For me decision making and the roster spots matter quite a bit. The Redskins survived last year with Brandon Bank’s return antics, so just having a returner who knows not to try to return a kick inside the 5 yard line, or that will dance around when time is running off the clock and you are trying to comeback in a game would be a plus. I also want to see a returner who knows when to call for a fair catch, if he’s not going to be able to make the first guy miss. The roster decisions loom large for me as well. The Redskins will already have to cut two players (assuming there isn’t a serious injury) when Rob Jackson and Jarvis Jenkins come back, so I don’t know how they can justify keeping a return guy only. Particularly if they aren’t returning kickoffs as well. That is even more important once you try to figure out the 46 man active roster. You have just 43 non-specialist spots, so keeping a guy active who only returns punts is extremely hard.

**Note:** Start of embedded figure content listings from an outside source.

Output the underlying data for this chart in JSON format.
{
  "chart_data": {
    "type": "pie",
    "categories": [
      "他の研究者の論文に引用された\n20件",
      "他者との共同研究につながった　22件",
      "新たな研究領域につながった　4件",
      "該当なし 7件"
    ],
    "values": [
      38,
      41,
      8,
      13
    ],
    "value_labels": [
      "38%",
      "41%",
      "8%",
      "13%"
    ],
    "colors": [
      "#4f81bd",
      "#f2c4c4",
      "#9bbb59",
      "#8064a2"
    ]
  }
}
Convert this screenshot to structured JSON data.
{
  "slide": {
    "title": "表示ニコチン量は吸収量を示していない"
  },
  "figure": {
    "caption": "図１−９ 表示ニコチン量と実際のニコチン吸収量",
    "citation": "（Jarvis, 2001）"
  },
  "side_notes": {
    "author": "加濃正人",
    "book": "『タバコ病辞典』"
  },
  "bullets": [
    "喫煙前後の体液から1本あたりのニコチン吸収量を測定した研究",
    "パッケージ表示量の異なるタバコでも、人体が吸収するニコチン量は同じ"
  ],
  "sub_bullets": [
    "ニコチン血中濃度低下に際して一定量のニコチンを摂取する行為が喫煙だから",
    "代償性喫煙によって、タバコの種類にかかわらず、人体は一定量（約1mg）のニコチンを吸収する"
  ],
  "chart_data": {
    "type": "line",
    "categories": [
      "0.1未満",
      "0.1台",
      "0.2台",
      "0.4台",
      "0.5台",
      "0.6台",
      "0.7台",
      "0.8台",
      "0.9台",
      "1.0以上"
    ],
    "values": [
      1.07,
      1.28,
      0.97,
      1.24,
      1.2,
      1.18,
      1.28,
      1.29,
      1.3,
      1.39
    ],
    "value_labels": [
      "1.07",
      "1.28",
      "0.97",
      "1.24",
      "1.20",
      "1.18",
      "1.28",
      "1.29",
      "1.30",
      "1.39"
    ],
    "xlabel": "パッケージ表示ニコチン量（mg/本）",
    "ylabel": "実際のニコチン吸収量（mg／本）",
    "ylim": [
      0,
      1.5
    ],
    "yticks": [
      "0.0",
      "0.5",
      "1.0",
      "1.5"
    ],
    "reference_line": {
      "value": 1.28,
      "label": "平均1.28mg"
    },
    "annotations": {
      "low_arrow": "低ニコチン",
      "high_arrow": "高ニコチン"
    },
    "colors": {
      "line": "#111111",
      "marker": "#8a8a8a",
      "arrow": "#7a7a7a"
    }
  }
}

Thompson did a great job with his punt return for a TD, but I still don’t know if he deserves the return job. Nick Williams had a great return later (and a far better track record), yet no one is calling for him as the return man. Thompson may have gotten himself a roster spot, but I don’t know if you want him back there just yet. Again a big factor is decision making and that is not something that you can learn overnight. In the game on one kickoff return Thompson caught a kickoff 6 yards deep in the end zone and was going to bring it out, but was stopped by Evan Royster. Now obviously in the preseason you might take some more risks, but as a returner it is crucial for you to know the situation and what to do in each case. I don’t believe Thompson is there year. In the end for me I think a combination of Niles Paul and Santana Moss is the best option for this team. Paul can be the consistent guy and get say 70% of the returns, but in key situations I would turn to Moss for a big return or just trusting his decision making to ensure he isn’t fumbling the ball which could steal a win away from the Redskins.